Quote Originally Posted by mikeyakame View Post
I've already got quite a few bios roms sitting on my hard drive ready to be explored, an assortment of P5E and RE bios versions. Do you have the bios handy for the RF before Asus removed the tREF self-refresh timing setting? i think it was a beta of 0308 as official ASUS 0308 doesnt have the strings in the multi language module, and I know where there was a release with it working in bios. Worst case scenario I think I can code up a PCI Option ROM replacement module to check CMOS mask and change the value in MCHBAR but I rather not have to remove either a foreign language module or one of the marvell LAN boot roms. Losing the LAN boot in one of the onboard NIC's wouldn't be the end of the world if there was no choice.

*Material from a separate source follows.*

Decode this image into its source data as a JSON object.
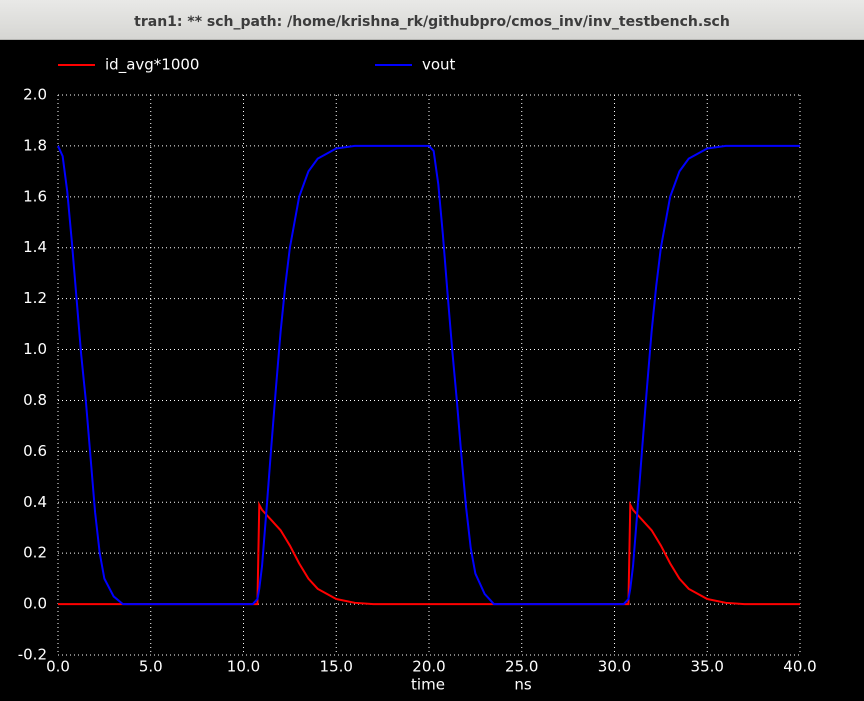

Still would be easier to inject the original assembly instructions into the 1B bios core and 21 mui bins since their code did at one stage work!

If I was to get it working what do you think what would be the best way to go about it. Custom assembly code I'd basically have Auto where it reads DRAM frequency and calculates the correct tREF using the timing formula.

REF[t] = REFI[ns] / CK[ns]. Ie for DDR2-1200, tREF = 7800ns / ( 1000 / 600 ) = 7800 / 1.6667 = 4680T. For 7.8us refresh.
For 15.6us would be 2 * REF[t].

It'd be just a matter of allocating a CMOS mask that's free then or taking one that's not used. Simple case statement for comparing cmos register mask to fixed values, read MCHBAR chan a/b register, AND with mask, and write register at both offsets. Check it was succesful and return 0.

ASUS's assembly instructions would probably have less than half the size and be less cumbersome if I can disassemble them

Would be nice to have since there is clearly gains in latency when setting it through MCHBAR register in pci register writing tool or MemSET. Don't think it would be worth having a list of values to select from as every character is one less byte to use for instructions!
Couldn't a simple side by side comparison expose the differences between x48 DDr3 (RE) and x48 DDR2 (RF)? Maybe you're looking to go beyond a simple compariosn and replacing instructions/codes/registers that work with DDR3/components in the RE with the less sophisticated RF, you're actually looking to program your own stuff in, and may be tweak performance? I think the RE bios on a RF would be a blast enough.